You are probably measure not the cudaMemcpy() performance but your kernel’s performance. You must call cudaThreadSynchronize() before beginning your timer, or else the synchronization between the CPU and GPU happens during the memcpy and takes up most of the time.
The reason your kernel is ending early is probably because it is accessing an illegal address. Look at an SDK sample and see the calls that are made to check for errors immediately after a kernel execution.
I tried to use CUT_DEVICE_INIT(argc, argv); in my main function, and then use CUDA_SAFE_CALL whenever I use cudaMalloc() cudaMemcpy() and cudaFree(). There is no error message, but the program still doesn’t work.

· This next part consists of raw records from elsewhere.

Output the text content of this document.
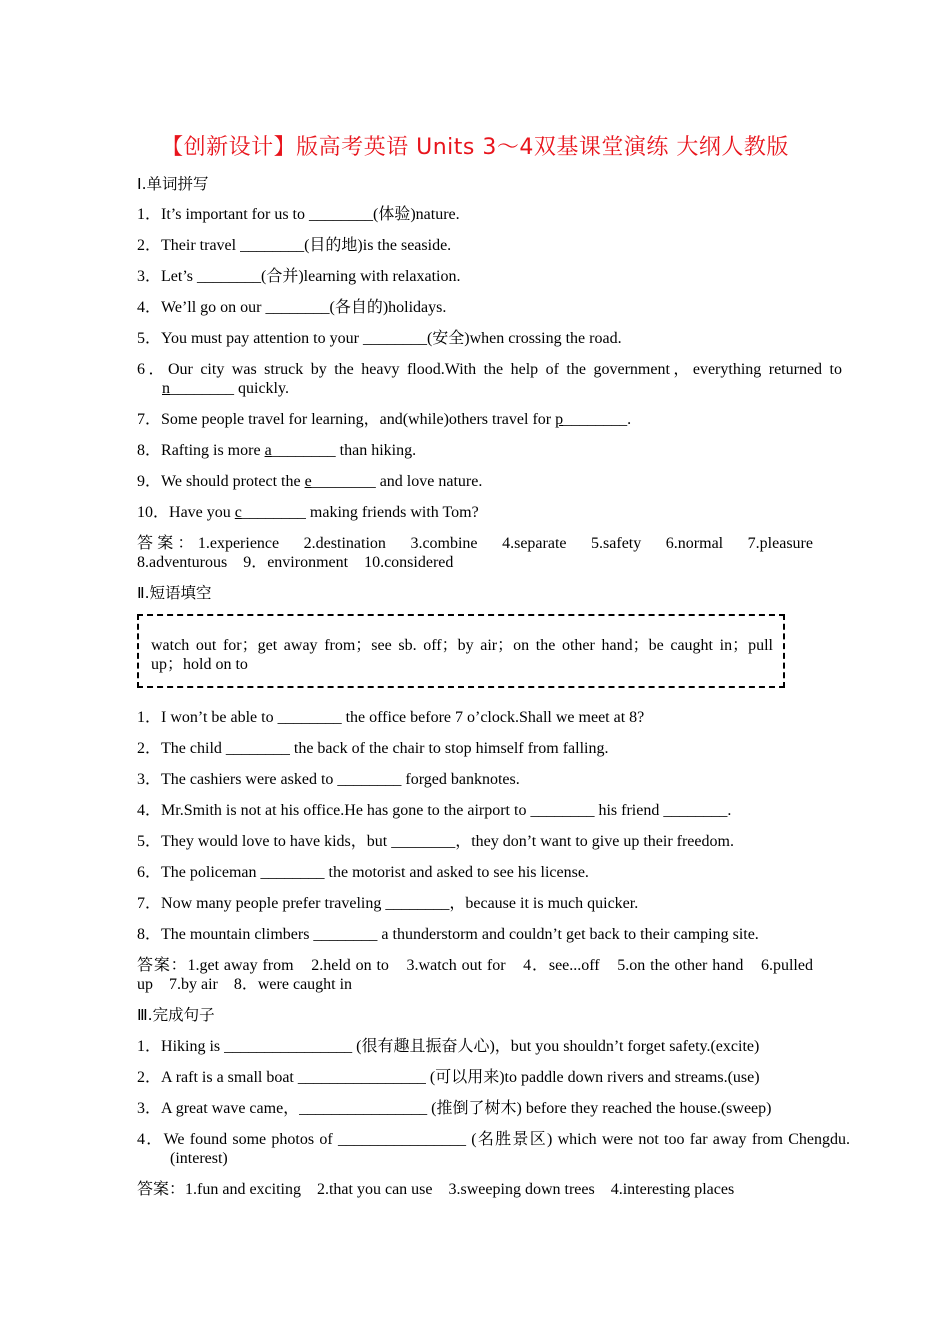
【创新设计】版高考英语 Units 3～4双基课堂演练 大纲人教版
Ⅰ.单词拼写
1．It’s important for us to ________(体验)nature.
2．Their travel ________(目的地)is the seaside.
3．Let’s ________(合并)learning with relaxation.
4．We’ll go on our ________(各自的)holidays.
5．You must pay attention to your ________(安全)when crossing the road.
6．Our city was struck by the heavy flood.With the help of the government，everything returned to n________ quickly.
7．Some people travel for learning，and(while)others travel for p________.
8．Rafting is more a________ than hiking.
9．We should protect the e________ and love nature.
10．Have you c________ making friends with Tom?
答案：1.experience　2.destination　3.combine　4.separate　5.safety　6.normal　7.pleasure　8.adventurous　9．environment　10.considered
Ⅱ.短语填空
watch out for；get away from；see sb. off；by air；on the other hand；be caught in；pull up；hold on to
1．I won’t be able to ________ the office before 7 o’clock.Shall we meet at 8?
2．The child ________ the back of the chair to stop himself from falling.
3．The cashiers were asked to ________ forged banknotes.
4．Mr.Smith is not at his office.He has gone to the airport to ________ his friend ________.
5．They would love to have kids，but ________，they don’t want to give up their freedom.
6．The policeman ________ the motorist and asked to see his license.
7．Now many people prefer traveling ________，because it is much quicker.
8．The mountain climbers ________ a thunderstorm and couldn’t get back to their camping site.
答案：1.get away from　2.held on to　3.watch out for　4．see...off　5.on the other hand　6.pulled up　7.by air　8．were caught in
Ⅲ.完成句子
1．Hiking is ________________ (很有趣且振奋人心)，but you shouldn’t forget safety.(excite)
2．A raft is a small boat ________________ (可以用来)to paddle down rivers and streams.(use)
3．A great wave came，________________ (推倒了树木) before they reached the house.(sweep)
4．We found some photos of ________________ (名胜景区) which were not too far away from Chengdu.(interest)
答案：1.fun and exciting　2.that you can use　3.sweeping down trees　4.interesting places
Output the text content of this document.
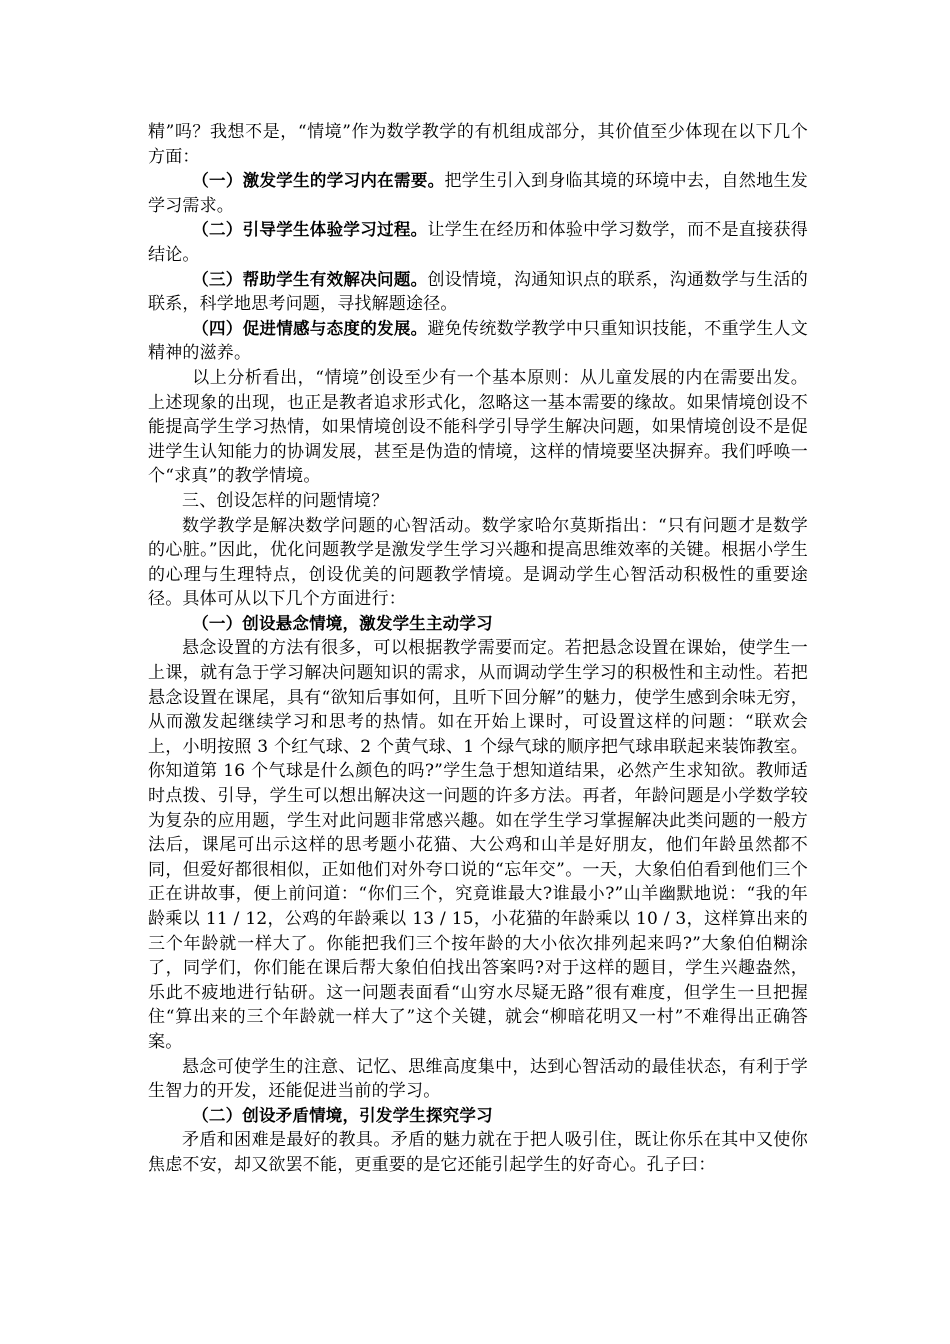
精”吗？我想不是，“情境”作为数学教学的有机组成部分，其价值至少体现在以下几个方面：

（一）激发学生的学习内在需要。把学生引入到身临其境的环境中去，自然地生发学习需求。

（二）引导学生体验学习过程。让学生在经历和体验中学习数学，而不是直接获得结论。

（三）帮助学生有效解决问题。创设情境，沟通知识点的联系，沟通数学与生活的联系，科学地思考问题，寻找解题途径。

（四）促进情感与态度的发展。避免传统数学教学中只重知识技能，不重学生人文精神的滋养。

以上分析看出，“情境”创设至少有一个基本原则：从儿童发展的内在需要出发。上述现象的出现，也正是教者追求形式化，忽略这一基本需要的缘故。如果情境创设不能提高学生学习热情，如果情境创设不能科学引导学生解决问题，如果情境创设不是促进学生认知能力的协调发展，甚至是伪造的情境，这样的情境要坚决摒弃。我们呼唤一个“求真”的教学情境。

三、创设怎样的问题情境？

数学教学是解决数学问题的心智活动。数学家哈尔莫斯指出：“只有问题才是数学的心脏。”因此，优化问题教学是激发学生学习兴趣和提高思维效率的关键。根据小学生的心理与生理特点，创设优美的问题教学情境。是调动学生心智活动积极性的重要途径。具体可从以下几个方面进行：

（一）创设悬念情境，激发学生主动学习

悬念设置的方法有很多，可以根据教学需要而定。若把悬念设置在课始，使学生一上课，就有急于学习解决问题知识的需求，从而调动学生学习的积极性和主动性。若把悬念设置在课尾，具有“欲知后事如何，且听下回分解”的魅力，使学生感到余味无穷，从而激发起继续学习和思考的热情。如在开始上课时，可设置这样的问题：“联欢会上，小明按照 3 个红气球、2 个黄气球、1 个绿气球的顺序把气球串联起来装饰教室。你知道第 16 个气球是什么颜色的吗?”学生急于想知道结果，必然产生求知欲。教师适时点拨、引导，学生可以想出解决这一问题的许多方法。再者，年龄问题是小学数学较为复杂的应用题，学生对此问题非常感兴趣。如在学生学习掌握解决此类问题的一般方法后，课尾可出示这样的思考题小花猫、大公鸡和山羊是好朋友，他们年龄虽然都不同，但爱好都很相似，正如他们对外夸口说的“忘年交”。一天，大象伯伯看到他们三个正在讲故事，便上前问道：“你们三个，究竟谁最大?谁最小?”山羊幽默地说：“我的年龄乘以 11 / 12，公鸡的年龄乘以 13 / 15，小花猫的年龄乘以 10 / 3，这样算出来的三个年龄就一样大了。你能把我们三个按年龄的大小依次排列起来吗?”大象伯伯糊涂了，同学们，你们能在课后帮大象伯伯找出答案吗?对于这样的题目，学生兴趣盎然，乐此不疲地进行钻研。这一问题表面看“山穷水尽疑无路”很有难度，但学生一旦把握住“算出来的三个年龄就一样大了”这个关键，就会“柳暗花明又一村”不难得出正确答案。

悬念可使学生的注意、记忆、思维高度集中，达到心智活动的最佳状态，有利于学生智力的开发，还能促进当前的学习。

（二）创设矛盾情境，引发学生探究学习

矛盾和困难是最好的教具。矛盾的魅力就在于把人吸引住，既让你乐在其中又使你焦虑不安，却又欲罢不能，更重要的是它还能引起学生的好奇心。孔子曰：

The problem is strange. My program process one image at time. If I use an image with size X as input, it works. Then if I use another image with size Y, then the program will fail. Once the program failed, it won’t work even I process the image with size X again. I thought maybe somewhere I didn’t clean up the memory, but I checked my program several times, everything is cleaned. So I don’t know what could cause the problem.
What i was thinking of is the macro CUT_CHECK_ERROR(). Use it after every kernel call (except keep in mind the real CUT_CHECK_ERROR() only works in debug builds)
I think your kernel is accessing memory out-of-bounds and causing an exception. Before it crashes it seems to overwrite critical cuda-related portions of GPU memory. Or something. Anyway, it’s not unusual for a crashed kernel to need a reboot to clean up, at least on some platforms. Out of curiosity, which OS are you using?